During the CSS 2018 & Seed Expo General Session Tuesday, Kevin Falk, left, accepts the grand prize for ASTA's second annual "Better Seed, Better Life" student video contest. (Chris Lusvardi photo)
Chicago, IL (December 4, 2018) — Kevin Falk, Iowa State University, is the grand prize winner of the American Seed Trade Association's (ASTA) second annual “Better Seed, Better Life” student video contest, held in conjunction with the National Association of Plant Breeders (NAPB) and the American Society of Agronomy, Crop Science Society of American and Soil Science Society of America (Tri-Societies). Falk was honored Dec. 4 during ASTA’s CSS 2018 & Seed Expo in Chicago, IL.

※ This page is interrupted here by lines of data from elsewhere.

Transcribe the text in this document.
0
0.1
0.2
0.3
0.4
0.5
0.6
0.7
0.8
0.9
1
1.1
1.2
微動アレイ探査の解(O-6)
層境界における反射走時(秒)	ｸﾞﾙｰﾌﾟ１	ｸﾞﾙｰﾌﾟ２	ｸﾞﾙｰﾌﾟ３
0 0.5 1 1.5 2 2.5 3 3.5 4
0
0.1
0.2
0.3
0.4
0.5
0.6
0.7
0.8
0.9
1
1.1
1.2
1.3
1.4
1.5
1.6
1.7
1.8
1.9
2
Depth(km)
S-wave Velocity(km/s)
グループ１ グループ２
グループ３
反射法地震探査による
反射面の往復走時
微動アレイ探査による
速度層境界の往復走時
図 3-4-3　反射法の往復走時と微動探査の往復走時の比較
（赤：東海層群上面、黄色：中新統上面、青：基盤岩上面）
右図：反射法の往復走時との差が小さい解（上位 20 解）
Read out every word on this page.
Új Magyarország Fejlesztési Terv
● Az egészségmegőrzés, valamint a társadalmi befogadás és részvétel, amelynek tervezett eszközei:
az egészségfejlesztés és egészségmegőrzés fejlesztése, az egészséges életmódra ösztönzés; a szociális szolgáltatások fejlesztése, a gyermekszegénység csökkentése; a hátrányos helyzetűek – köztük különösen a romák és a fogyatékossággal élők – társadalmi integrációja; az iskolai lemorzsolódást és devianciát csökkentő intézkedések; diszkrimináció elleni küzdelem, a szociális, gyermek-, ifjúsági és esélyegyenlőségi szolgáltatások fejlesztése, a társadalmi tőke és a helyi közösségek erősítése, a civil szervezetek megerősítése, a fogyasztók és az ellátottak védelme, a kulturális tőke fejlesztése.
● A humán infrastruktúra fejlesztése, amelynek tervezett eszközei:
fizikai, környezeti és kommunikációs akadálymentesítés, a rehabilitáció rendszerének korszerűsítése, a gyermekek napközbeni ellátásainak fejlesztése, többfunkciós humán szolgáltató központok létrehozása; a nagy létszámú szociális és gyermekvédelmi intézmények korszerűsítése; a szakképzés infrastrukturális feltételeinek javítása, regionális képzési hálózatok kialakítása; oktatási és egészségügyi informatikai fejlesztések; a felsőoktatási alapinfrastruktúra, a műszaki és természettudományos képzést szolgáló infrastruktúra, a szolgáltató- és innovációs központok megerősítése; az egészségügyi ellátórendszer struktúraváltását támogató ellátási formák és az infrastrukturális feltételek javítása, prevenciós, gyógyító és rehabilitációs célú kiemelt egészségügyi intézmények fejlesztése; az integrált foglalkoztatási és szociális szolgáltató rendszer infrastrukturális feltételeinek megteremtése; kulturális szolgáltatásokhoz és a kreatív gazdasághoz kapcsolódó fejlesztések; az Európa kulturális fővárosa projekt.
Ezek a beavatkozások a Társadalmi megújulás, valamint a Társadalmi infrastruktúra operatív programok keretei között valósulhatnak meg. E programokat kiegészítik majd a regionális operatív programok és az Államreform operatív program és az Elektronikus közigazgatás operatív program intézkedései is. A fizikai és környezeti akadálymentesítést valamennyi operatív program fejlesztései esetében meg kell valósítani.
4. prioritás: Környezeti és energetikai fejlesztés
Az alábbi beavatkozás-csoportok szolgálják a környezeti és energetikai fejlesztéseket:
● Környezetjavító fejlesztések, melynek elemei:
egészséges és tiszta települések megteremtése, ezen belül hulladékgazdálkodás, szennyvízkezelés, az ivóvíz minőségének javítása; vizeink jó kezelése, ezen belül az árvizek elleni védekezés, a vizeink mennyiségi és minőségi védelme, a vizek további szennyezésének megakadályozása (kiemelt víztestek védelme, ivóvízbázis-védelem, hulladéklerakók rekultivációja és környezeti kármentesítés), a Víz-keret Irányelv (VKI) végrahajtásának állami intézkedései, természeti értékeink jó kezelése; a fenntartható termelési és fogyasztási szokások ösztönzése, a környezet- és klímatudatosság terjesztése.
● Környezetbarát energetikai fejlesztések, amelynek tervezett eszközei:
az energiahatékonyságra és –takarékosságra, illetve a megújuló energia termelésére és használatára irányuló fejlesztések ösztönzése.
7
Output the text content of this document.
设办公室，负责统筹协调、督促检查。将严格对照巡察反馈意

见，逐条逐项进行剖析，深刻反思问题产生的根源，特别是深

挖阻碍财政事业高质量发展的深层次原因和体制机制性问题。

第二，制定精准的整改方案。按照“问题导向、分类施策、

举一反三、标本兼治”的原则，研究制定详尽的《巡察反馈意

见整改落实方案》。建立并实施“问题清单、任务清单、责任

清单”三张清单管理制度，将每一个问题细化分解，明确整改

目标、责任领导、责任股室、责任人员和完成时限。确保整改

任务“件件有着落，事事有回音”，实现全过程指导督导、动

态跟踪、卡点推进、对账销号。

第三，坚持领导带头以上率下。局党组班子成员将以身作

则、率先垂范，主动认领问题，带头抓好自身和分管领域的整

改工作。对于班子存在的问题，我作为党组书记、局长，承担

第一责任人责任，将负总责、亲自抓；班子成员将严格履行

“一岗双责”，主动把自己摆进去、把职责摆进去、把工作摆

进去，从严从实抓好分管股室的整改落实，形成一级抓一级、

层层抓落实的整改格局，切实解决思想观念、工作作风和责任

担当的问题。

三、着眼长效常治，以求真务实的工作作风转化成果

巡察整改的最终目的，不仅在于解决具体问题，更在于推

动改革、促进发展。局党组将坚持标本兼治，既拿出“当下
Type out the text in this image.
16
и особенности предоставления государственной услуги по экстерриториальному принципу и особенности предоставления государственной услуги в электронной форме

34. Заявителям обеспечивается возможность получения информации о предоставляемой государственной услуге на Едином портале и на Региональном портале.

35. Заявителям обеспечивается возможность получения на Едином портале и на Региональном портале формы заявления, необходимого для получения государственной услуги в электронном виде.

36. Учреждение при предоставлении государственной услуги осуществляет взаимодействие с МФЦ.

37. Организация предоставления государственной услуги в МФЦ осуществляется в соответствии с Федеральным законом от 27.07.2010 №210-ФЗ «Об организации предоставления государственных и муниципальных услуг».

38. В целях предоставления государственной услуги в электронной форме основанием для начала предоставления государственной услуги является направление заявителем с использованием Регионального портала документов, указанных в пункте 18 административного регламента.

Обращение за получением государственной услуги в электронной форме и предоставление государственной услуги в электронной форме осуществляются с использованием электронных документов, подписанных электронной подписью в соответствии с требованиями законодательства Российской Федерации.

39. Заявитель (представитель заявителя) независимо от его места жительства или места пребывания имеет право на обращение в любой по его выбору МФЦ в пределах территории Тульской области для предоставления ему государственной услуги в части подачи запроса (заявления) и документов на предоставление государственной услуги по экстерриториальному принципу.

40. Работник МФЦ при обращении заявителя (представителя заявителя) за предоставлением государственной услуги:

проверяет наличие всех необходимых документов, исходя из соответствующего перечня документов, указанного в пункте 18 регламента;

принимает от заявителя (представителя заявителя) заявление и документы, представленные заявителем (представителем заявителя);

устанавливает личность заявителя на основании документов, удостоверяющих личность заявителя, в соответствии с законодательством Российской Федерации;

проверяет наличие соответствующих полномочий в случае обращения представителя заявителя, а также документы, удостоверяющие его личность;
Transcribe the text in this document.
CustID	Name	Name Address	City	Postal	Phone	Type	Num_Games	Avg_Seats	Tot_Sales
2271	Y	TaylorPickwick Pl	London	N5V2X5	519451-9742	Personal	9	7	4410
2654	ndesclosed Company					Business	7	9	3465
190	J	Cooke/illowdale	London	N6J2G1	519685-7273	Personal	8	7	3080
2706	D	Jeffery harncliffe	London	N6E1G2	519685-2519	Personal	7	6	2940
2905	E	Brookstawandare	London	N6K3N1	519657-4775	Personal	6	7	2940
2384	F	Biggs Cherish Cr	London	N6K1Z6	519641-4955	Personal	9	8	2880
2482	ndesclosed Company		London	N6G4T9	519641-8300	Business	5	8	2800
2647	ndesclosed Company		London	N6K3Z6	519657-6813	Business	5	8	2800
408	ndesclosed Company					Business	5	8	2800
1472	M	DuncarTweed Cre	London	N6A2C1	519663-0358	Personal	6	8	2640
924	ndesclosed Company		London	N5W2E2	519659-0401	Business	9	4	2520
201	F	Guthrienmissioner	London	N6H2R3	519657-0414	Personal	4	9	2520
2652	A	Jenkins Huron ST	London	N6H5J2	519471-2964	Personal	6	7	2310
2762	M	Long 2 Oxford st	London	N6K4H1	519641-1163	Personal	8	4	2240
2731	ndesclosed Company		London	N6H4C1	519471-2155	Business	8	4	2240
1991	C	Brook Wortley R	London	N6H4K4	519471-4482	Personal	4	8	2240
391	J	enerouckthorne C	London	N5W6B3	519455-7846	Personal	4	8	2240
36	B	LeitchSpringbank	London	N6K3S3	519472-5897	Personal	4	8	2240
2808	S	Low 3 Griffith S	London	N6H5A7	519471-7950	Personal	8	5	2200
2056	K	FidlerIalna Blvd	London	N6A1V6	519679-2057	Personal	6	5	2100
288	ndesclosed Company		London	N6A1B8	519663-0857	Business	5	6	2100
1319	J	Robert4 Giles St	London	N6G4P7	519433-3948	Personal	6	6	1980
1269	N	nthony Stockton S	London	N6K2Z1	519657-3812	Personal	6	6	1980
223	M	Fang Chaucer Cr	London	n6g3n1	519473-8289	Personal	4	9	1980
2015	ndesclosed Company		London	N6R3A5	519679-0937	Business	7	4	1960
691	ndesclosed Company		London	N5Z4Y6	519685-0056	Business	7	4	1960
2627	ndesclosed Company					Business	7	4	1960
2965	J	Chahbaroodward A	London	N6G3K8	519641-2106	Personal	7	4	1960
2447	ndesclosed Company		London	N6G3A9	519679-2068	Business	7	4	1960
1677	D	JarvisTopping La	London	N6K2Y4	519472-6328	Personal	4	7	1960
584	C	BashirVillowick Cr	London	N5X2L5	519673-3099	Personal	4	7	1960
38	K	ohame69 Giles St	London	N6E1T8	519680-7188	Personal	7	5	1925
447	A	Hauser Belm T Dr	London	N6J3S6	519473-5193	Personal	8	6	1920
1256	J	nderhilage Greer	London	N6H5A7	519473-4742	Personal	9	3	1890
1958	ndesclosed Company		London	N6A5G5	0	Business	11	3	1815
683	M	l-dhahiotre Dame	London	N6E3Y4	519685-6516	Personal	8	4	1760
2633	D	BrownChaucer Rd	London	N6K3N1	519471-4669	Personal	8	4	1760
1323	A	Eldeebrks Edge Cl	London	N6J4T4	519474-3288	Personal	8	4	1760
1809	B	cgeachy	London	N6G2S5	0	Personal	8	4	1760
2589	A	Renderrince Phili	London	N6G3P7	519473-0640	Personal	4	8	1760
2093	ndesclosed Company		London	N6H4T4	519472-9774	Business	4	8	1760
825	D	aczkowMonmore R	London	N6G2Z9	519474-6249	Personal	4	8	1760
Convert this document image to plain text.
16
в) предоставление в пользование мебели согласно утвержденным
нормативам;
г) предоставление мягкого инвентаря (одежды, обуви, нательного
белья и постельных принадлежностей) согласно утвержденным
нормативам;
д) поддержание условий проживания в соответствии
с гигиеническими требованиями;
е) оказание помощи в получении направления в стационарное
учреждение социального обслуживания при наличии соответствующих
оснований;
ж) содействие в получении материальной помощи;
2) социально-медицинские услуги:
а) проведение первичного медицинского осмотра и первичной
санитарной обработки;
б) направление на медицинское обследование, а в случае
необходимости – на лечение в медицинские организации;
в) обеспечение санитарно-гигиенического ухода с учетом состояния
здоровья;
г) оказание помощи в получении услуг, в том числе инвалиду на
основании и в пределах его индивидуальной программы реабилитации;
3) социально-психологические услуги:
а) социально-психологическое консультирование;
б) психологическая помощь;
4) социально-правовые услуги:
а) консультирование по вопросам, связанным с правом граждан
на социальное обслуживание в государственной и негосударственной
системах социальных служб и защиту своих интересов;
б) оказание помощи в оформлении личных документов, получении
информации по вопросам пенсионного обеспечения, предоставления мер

The 2018 contest theme was: “Rumor Has It.” University students — including both graduate and undergraduate — were asked to create videos to help set the record straight on a common misconception or myth associated with the seed industry and/or plant science.
Watch Kevin’s winning video here.
Falk is currently a PhD candidate at Iowa State University focusing on soybean breeding. He holds a master’s in plant breeding from the University of Manitoba and worked in canola breeding programs at Monsanto and Bayer for five years prior to returning to pursue his PhD at Iowa State. He is one of five PhD students in the Singh soybean breeding and plant phenomics group. His PhD work focuses around harnessing technology to develop high throughput phenotyping platforms to advance plant breeding. He enjoys playing hockey, kitesurfing, videography, and exploring new technology. Kevin is set to graduate in the coming months and is interested in science, agriculture and using media to connect and communicate with the public.
Videos were judged by an expert panel of volunteers from ASTA, NAPB and Tri-Societies; winning students received cash prizes.
Founded in 1883, the American Seed Trade Association (ASTA) represents over 700 companies involved in seed production, plant breeding and related industries in North America. ASTA is the leading voice of action in all matters concerning the development, marketing and movement of seed, associated products and services throughout the world. The association's broad membership offers varieties from alfalfa to zucchini and all production types including conventional, organic and biotech. ASTA promotes the development of better seed to produce better crops for a better quality of life.